In this paper "Probability that n random points are in convex position" by Pavel Valtr I followed through with everything until in page 4 when he introduces the idea of a property $P_{i,j}$
I dont understand what the property is implying or what $i$ and $j$ are supposed to be.
And also why is,
the number of the 4-tuples satisying $P_{i,j} = {{n-2}\choose i}{m\choose n}{{n-2}\choose j}{m\choose n}$
So if someone could explain the following points I would be very grateful
- What is the significance of $P_{i,j}$ and how does it relate to convexity of the set
- What are $i$ and $j$ and why do they need to be $ \le n-2$
- How does the definition of $P_{i,j}$ imply the above equation
Thank you for your time
To keep this question self-contained, a brief description of property $P_{i,j}$: a 4-tuple $(D^-,E^-,D^+,E^+)$ of subsets of $\{1,2,\dots, m\}$ has this property if $|D^+|=i+2$ and $|E^+|=j+2$; and $|D^-|+|D^+|=|E^-|+|E^+|=n+2$; and also $\min D^- = \min D^+$ plus the three analogous equalities with max's and E's.
A small mistake in the OP: The expression ${{n-2}\choose i}{m\choose n}{{n-2}\choose j}{m\choose n}$ is stated to count the number of 4-tuples satisfying $P_{i,j}$ and with $|D^-\cap D^+|=|E^-\cap E^+|=2$. Note that these two elements in both D's must necessarily be the min and the max, and same for the E's.
Moreover, apply inclusion-exclusion (or just Venn diagram it) to see that there are $n$ distinct elements in $D^-\cup D^+$. Therefore the $\binom{m}{n}$ is simply choosing which $n$ elements show up in that union.

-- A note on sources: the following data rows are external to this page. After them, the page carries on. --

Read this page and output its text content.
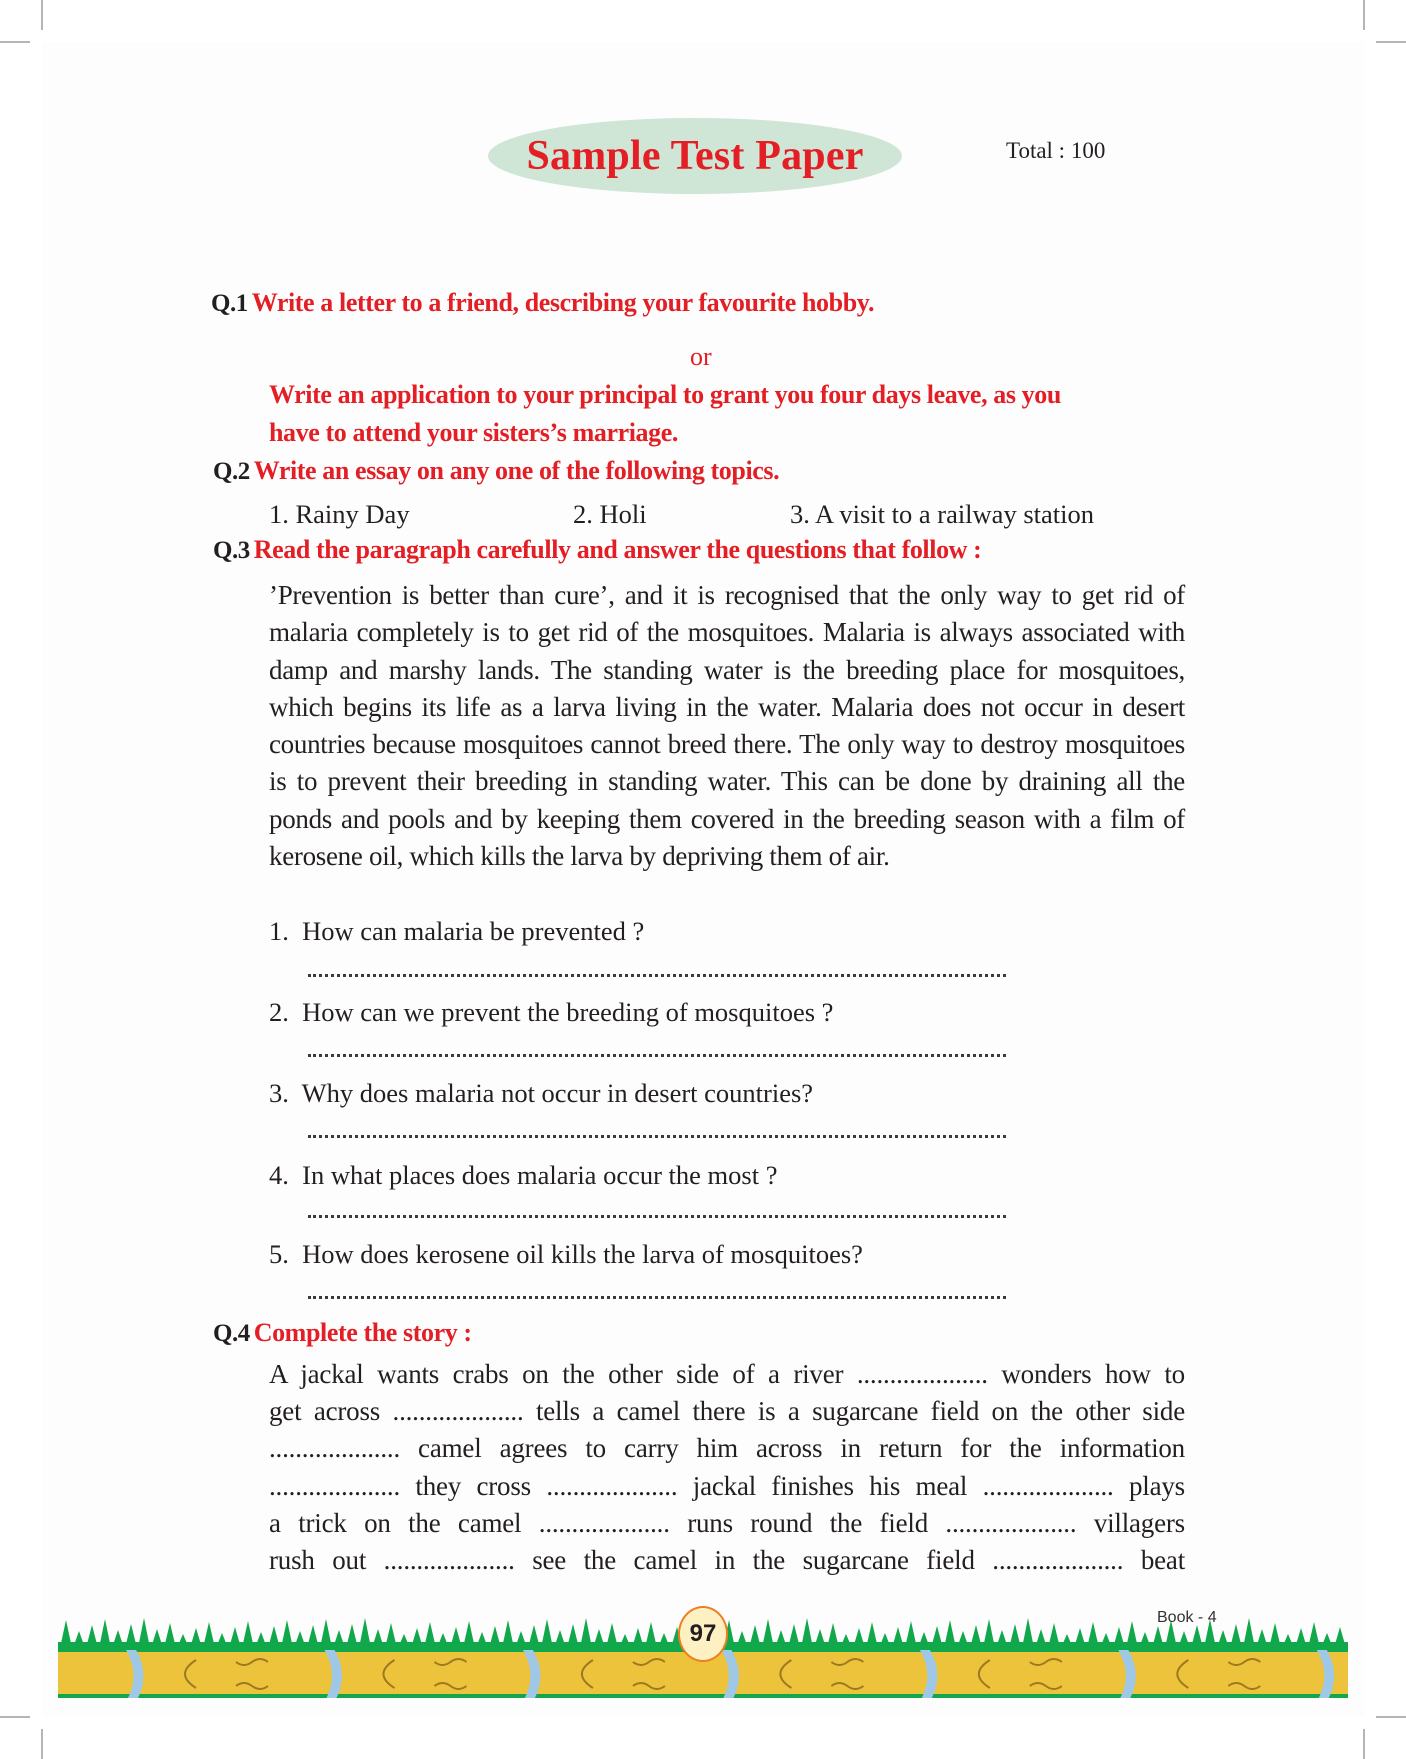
Sample Test Paper	Total : 100
Q.1 Write a letter to a friend, describing your favourite hobby.
or
Write an application to your principal to grant you four days leave, as you
have to attend your sisters’s marriage.
Q.2 Write an essay on any one of the following topics.
1. Rainy Day	2. Holi	3. A visit to a railway station
Q.3 Read the paragraph carefully and answer the questions that follow :
’Prevention is better than cure’, and it is recognised that the only way to get rid of malaria completely is to get rid of the mosquitoes. Malaria is always associated with damp and marshy lands. The standing water is the breeding place for mosquitoes, which begins its life as a larva living in the water. Malaria does not occur in desert countries because mosquitoes cannot breed there. The only way to destroy mosquitoes is to prevent their breeding in standing water. This can be done by draining all the ponds and pools and by keeping them covered in the breeding season with a film of kerosene oil, which kills the larva by depriving them of air.
1. How can malaria be prevented ?
2. How can we prevent the breeding of mosquitoes ?
3. Why does malaria not occur in desert countries?
4. In what places does malaria occur the most ?
5. How does kerosene oil kills the larva of mosquitoes?
Q.4 Complete the story :
A jackal wants crabs on the other side of a river .................... wonders how to
get across .................... tells a camel there is a sugarcane field on the other side
.................... camel agrees to carry him across in return for the information
.................... they cross .................... jackal finishes his meal .................... plays
a trick on the camel .................... runs round the field .................... villagers
rush out .................... see the camel in the sugarcane field .................... beat
97
Book - 4
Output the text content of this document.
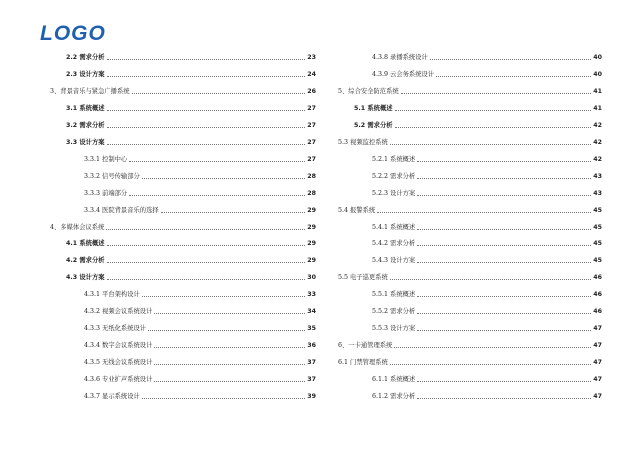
LOGO
2.2 需求分析	23
2.3 设计方案	24
3、背景音乐与紧急广播系统	26
3.1 系统概述	27
3.2 需求分析	27
3.3 设计方案	27
3.3.1 控制中心	27
3.3.2 信号传输部分	28
3.3.3 前端部分	28
3.3.4 医院背景音乐的选择	29
4、多媒体会议系统	29
4.1 系统概述	29
4.2 需求分析	29
4.3 设计方案	30
4.3.1 平台架构设计	33
4.3.2 视频会议系统设计	34
4.3.3 无纸化系统设计	35
4.3.4 数字会议系统设计	36
4.3.5 无线会议系统设计	37
4.3.6 专业扩声系统设计	37
4.3.7 显示系统设计	39
4.3.8 录播系统设计	40
4.3.9 云会务系统设计	40
5、综合安全防范系统	41
5.1 系统概述	41
5.2 需求分析	42
5.3 视频监控系统	42
5.2.1 系统概述	42
5.2.2 需求分析	43
5.2.3 设计方案	43
5.4 报警系统	45
5.4.1 系统概述	45
5.4.2 需求分析	45
5.4.3 设计方案	45
5.5 电子巡更系统	46
5.5.1 系统概述	46
5.5.2 需求分析	46
5.5.3 设计方案	47
6、一卡通管理系统	47
6.1 门禁管理系统	47
6.1.1 系统概述	47
6.1.2 需求分析	47
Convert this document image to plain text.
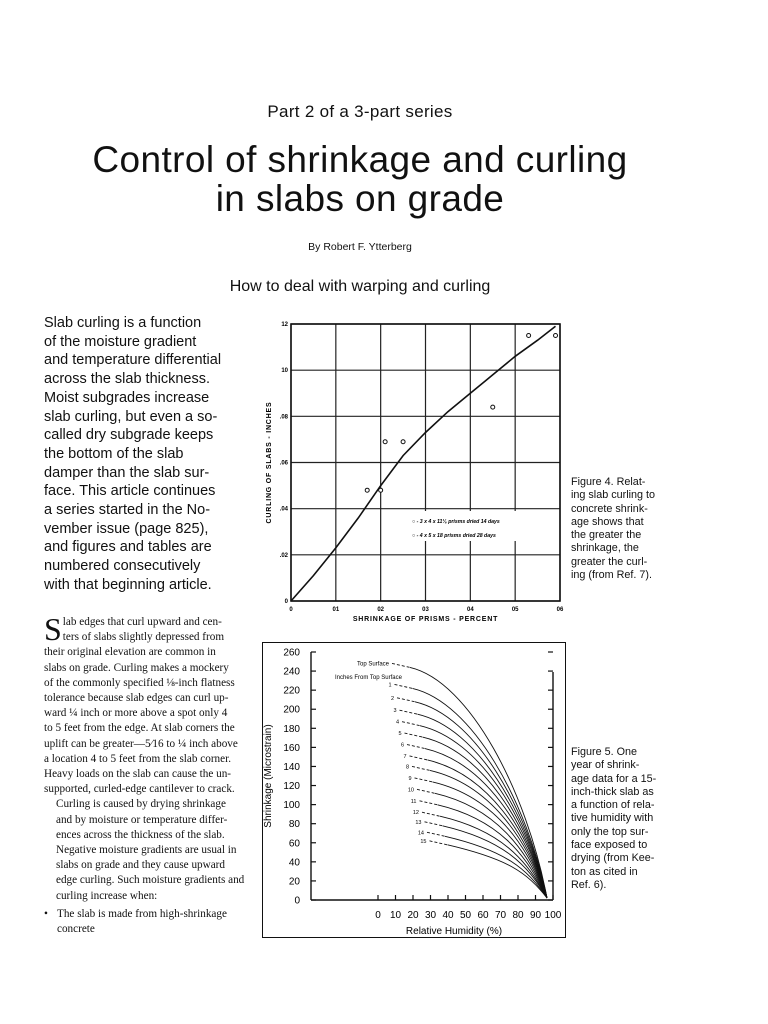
Part 2 of a 3-part series
Control of shrinkage and curling
in slabs on grade
By Robert F. Ytterberg
How to deal with warping and curling
Slab curling is a function
of the moisture gradient
and temperature differential
across the slab thickness.
Moist subgrades increase
slab curling, but even a so-
called dry subgrade keeps
the bottom of the slab
damper than the slab sur-
face. This article continues
a series started in the No-
vember issue (page 825),
and figures and tables are
numbered consecutively
with that beginning article.
S lab edges that curl upward and cen-
ters of slabs slightly depressed from
their original elevation are common in
slabs on grade. Curling makes a mockery
of the commonly specified ⅛-inch flatness
tolerance because slab edges can curl up-
ward ¼ inch or more above a spot only 4
to 5 feet from the edge. At slab corners the
uplift can be greater—5⁄16 to ¼ inch above
a location 4 to 5 feet from the slab corner.
Heavy loads on the slab can cause the un-
supported, curled-edge cantilever to crack.
Curling is caused by drying shrinkage
and by moisture or temperature differ-
ences across the thickness of the slab.
Negative moisture gradients are usual in
slabs on grade and they cause upward
edge curling. Such moisture gradients and
curling increase when:
• The slab is made from high-shrinkage
concrete
0	01	02	03	04	05	06
0
.02
.04
.06
.08
10
12
○ - 3 x 4 x 11⅛ prisms dried 14 days
○ - 4 x 5 x 18 prisms dried 28 days
SHRINKAGE OF PRISMS - PERCENT
CURLING OF SLABS - INCHES
0
20
40
60
80
100
120
140
160
180
200
220
240
260
0 10 20 30 40 50 60 70 80 90 100
1
2
3
4
5
6
7
8
9
10
11
12
13
14
15
Top Surface
Inches From Top Surface
Relative Humidity (%)
Shrinkage (Microstrain)
Figure 4. Relat-
ing slab curling to
concrete shrink-
age shows that
the greater the
shrinkage, the
greater the curl-
ing (from Ref. 7).
Figure 5. One
year of shrink-
age data for a 15-
inch-thick slab as
a function of rela-
tive humidity with
only the top sur-
face exposed to
drying (from Kee-
ton as cited in
Ref. 6).
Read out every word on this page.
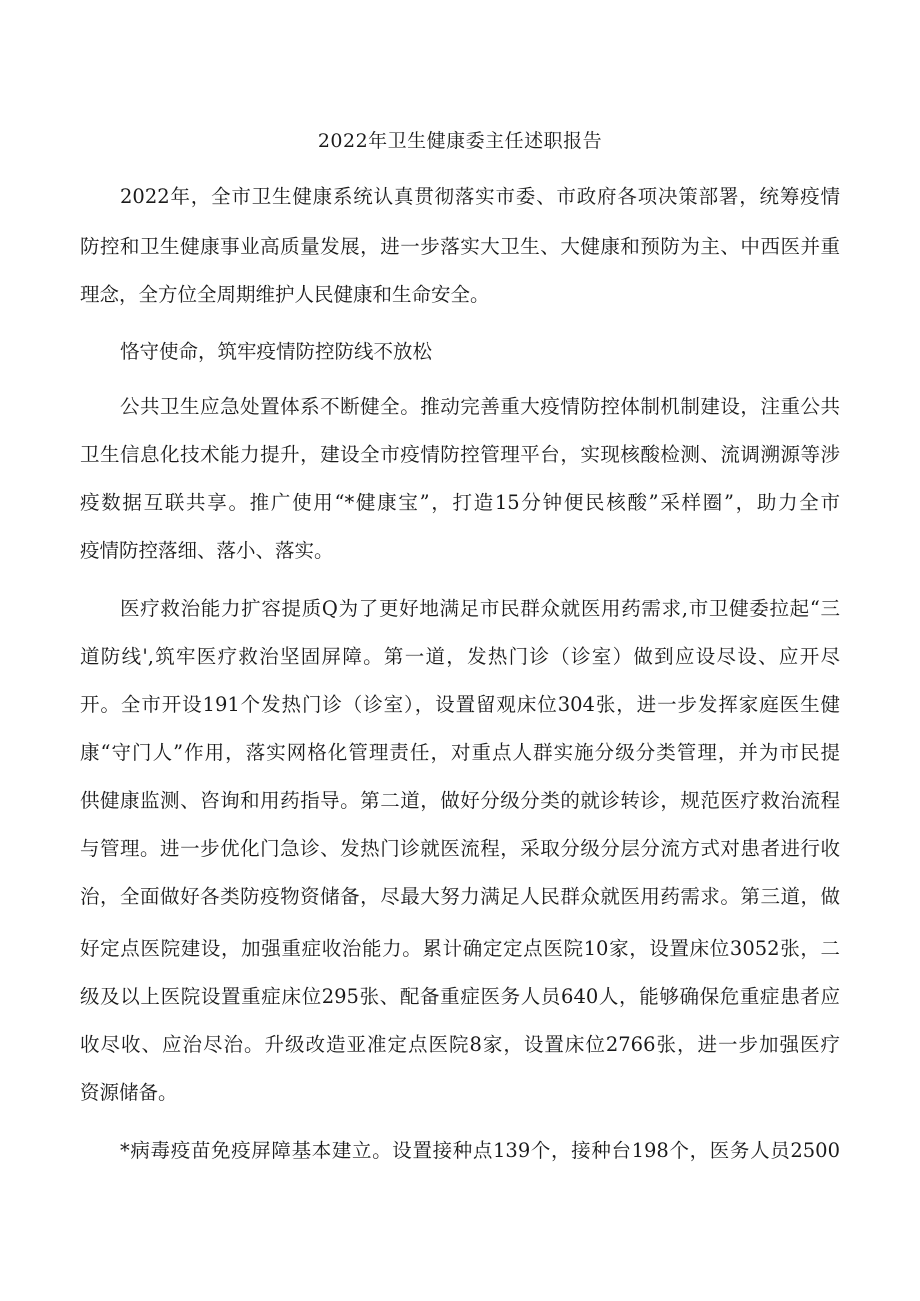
2022年卫生健康委主任述职报告
2022年，全市卫生健康系统认真贯彻落实市委、市政府各项决策部署，统筹疫情
防控和卫生健康事业高质量发展，进一步落实大卫生、大健康和预防为主、中西医并重
理念，全方位全周期维护人民健康和生命安全。
恪守使命，筑牢疫情防控防线不放松
公共卫生应急处置体系不断健全。推动完善重大疫情防控体制机制建设，注重公共
卫生信息化技术能力提升，建设全市疫情防控管理平台，实现核酸检测、流调溯源等涉
疫数据互联共享。推广使用“*健康宝”，打造15分钟便民核酸”采样圈”，助力全市
疫情防控落细、落小、落实。
医疗救治能力扩容提质Q为了更好地满足市民群众就医用药需求,市卫健委拉起“三
道防线',筑牢医疗救治坚固屏障。第一道，发热门诊（诊室）做到应设尽设、应开尽
开。全市开设191个发热门诊（诊室），设置留观床位304张，进一步发挥家庭医生健
康“守门人”作用，落实网格化管理责任，对重点人群实施分级分类管理，并为市民提
供健康监测、咨询和用药指导。第二道，做好分级分类的就诊转诊，规范医疗救治流程
与管理。进一步优化门急诊、发热门诊就医流程，采取分级分层分流方式对患者进行收
治，全面做好各类防疫物资储备，尽最大努力满足人民群众就医用药需求。第三道，做
好定点医院建设，加强重症收治能力。累计确定定点医院10家，设置床位3052张，二
级及以上医院设置重症床位295张、配备重症医务人员640人，能够确保危重症患者应
收尽收、应治尽治。升级改造亚准定点医院8家，设置床位2766张，进一步加强医疗
资源储备。
*病毒疫苗免疫屏障基本建立。设置接种点139个，接种台198个，医务人员2500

Since the minimum and maximum of these $n$ elements must be in both $D^-$ and $D^+$, we need to choose $(i+2)-2$ more elements from the $n-2$ non-min-or-max elements to fill up $D^+$, yielding the $\binom{n-2}{i}$. Once this has been done, $D^-$ is uniquely determined, since it contains exactly the other non-min-or-max elements, as well as the min and max.
Exactly the same argument holds for the E's, with $j$ instead of $i$, and these two choices are independent, so all the binomials get multiplied together.